Anche la seduta odierna dovrebbe partire con il segno meno per la piazza azionaria americana che, dopo il calo di ieri, non riesce a trovare spunti per risalire la china. I futures sui principali indici si muovono al di sotto della parità e vedono il contratto sull'S&P500 in calo dello 0,25%, seguito da quello sul Nasdaq100 che scende dello 0,15%.

Il mercato non sembra aver trovato alcun sostegno nei primi due dati macro di oggi malgrado le buone notizie arrivate dalle richieste di sussidi di disoccupazione che nell'ultima settimana sono state pari a 234mila unità, in calo di 1.000 unità rispetto alla lettura precedente rivista leggermente al rialzo da 234mila a 235mila unità. L'indicazione odierna ha battuto le attese degli analisti che si erano preparati ad una salita a 245mila unità.

A deludere i prezzi alla produzione che a marzo hanno evidenziato una variazione negativa dello 0,1%, in frenata rispetto al rialzo dello 0,3% e sotto le previsioni del mercato che puntava ad una lettura sulla parità.
La versione "core", depurata cioè delle componenti più volatili quali alimentari ed energia, si è attestata sulla parità, rispetto al rialzo dello 0,3% e allo 0,2% messo in conto dagli analisti. 

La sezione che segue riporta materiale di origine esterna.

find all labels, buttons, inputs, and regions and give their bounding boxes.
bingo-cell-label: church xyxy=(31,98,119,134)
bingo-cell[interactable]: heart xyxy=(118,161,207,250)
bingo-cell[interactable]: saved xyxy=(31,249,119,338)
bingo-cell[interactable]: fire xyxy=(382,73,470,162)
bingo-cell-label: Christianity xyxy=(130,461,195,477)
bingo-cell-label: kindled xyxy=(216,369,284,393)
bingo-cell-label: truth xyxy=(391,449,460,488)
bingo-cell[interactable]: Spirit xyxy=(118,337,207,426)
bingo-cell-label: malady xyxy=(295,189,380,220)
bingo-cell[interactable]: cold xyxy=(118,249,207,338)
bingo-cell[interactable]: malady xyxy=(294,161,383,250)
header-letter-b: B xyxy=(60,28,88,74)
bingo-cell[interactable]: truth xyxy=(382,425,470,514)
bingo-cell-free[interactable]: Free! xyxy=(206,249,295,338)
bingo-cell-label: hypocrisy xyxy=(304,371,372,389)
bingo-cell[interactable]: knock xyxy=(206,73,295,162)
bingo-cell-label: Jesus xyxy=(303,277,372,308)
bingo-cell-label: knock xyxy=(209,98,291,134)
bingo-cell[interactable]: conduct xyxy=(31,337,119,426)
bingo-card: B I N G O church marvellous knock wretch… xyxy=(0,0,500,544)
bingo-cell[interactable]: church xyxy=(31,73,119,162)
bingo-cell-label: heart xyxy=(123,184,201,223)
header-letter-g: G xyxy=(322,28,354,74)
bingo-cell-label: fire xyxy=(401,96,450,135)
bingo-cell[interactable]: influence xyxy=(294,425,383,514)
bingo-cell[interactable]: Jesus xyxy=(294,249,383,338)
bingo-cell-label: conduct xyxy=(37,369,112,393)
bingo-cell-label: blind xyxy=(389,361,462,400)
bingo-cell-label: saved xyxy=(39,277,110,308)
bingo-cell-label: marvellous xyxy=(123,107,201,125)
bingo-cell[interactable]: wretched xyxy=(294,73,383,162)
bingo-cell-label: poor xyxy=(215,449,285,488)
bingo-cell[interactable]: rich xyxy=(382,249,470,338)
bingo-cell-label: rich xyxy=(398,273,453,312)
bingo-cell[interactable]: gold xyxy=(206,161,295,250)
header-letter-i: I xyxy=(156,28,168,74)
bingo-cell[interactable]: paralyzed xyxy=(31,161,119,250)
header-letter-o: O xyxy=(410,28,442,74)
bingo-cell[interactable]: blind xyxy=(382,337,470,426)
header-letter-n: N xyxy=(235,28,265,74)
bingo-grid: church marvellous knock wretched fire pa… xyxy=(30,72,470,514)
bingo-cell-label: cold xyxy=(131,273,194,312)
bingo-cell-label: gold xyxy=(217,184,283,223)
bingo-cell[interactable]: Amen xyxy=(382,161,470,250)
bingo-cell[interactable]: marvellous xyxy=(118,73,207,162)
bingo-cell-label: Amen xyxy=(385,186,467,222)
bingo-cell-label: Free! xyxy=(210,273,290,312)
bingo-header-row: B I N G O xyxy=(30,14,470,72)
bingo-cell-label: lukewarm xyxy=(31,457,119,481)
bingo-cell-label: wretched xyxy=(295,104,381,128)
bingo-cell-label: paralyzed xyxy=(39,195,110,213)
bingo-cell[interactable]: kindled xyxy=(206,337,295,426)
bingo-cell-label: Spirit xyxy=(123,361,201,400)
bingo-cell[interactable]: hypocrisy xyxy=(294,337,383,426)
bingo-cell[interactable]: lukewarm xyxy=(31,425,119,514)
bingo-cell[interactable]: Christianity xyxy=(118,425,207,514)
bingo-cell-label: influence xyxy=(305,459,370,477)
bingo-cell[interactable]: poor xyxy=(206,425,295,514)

E' atteso un altro aggiornamento macro che sarà diffuso dopo l'apertura di Wall Street e si tratta del dato preliminare della fiducia Michigan di aprile si stima una rilevazione pari a 95,6 punti, rispetto ai 96,9 punti della versione definitiva di marzo.

Sul fronte valutario intanto il dollaro recupera terreno nei confronti dello yen dopo i forti cali delle ultime giornate, risalendo la china verso area 109,2, ma il biglietto verde guadagna posizioni anche rispetto all'euro che scende a quota 1,0623.
Poco mosso il petrolio che si mantiene poco al di sopra dei valori del close di ieri fotografato in area 53,2 dollari al barile, mentre è invariato l'oro che viaggia poco sotto la soglia dei 1.287 dollari l'oncia.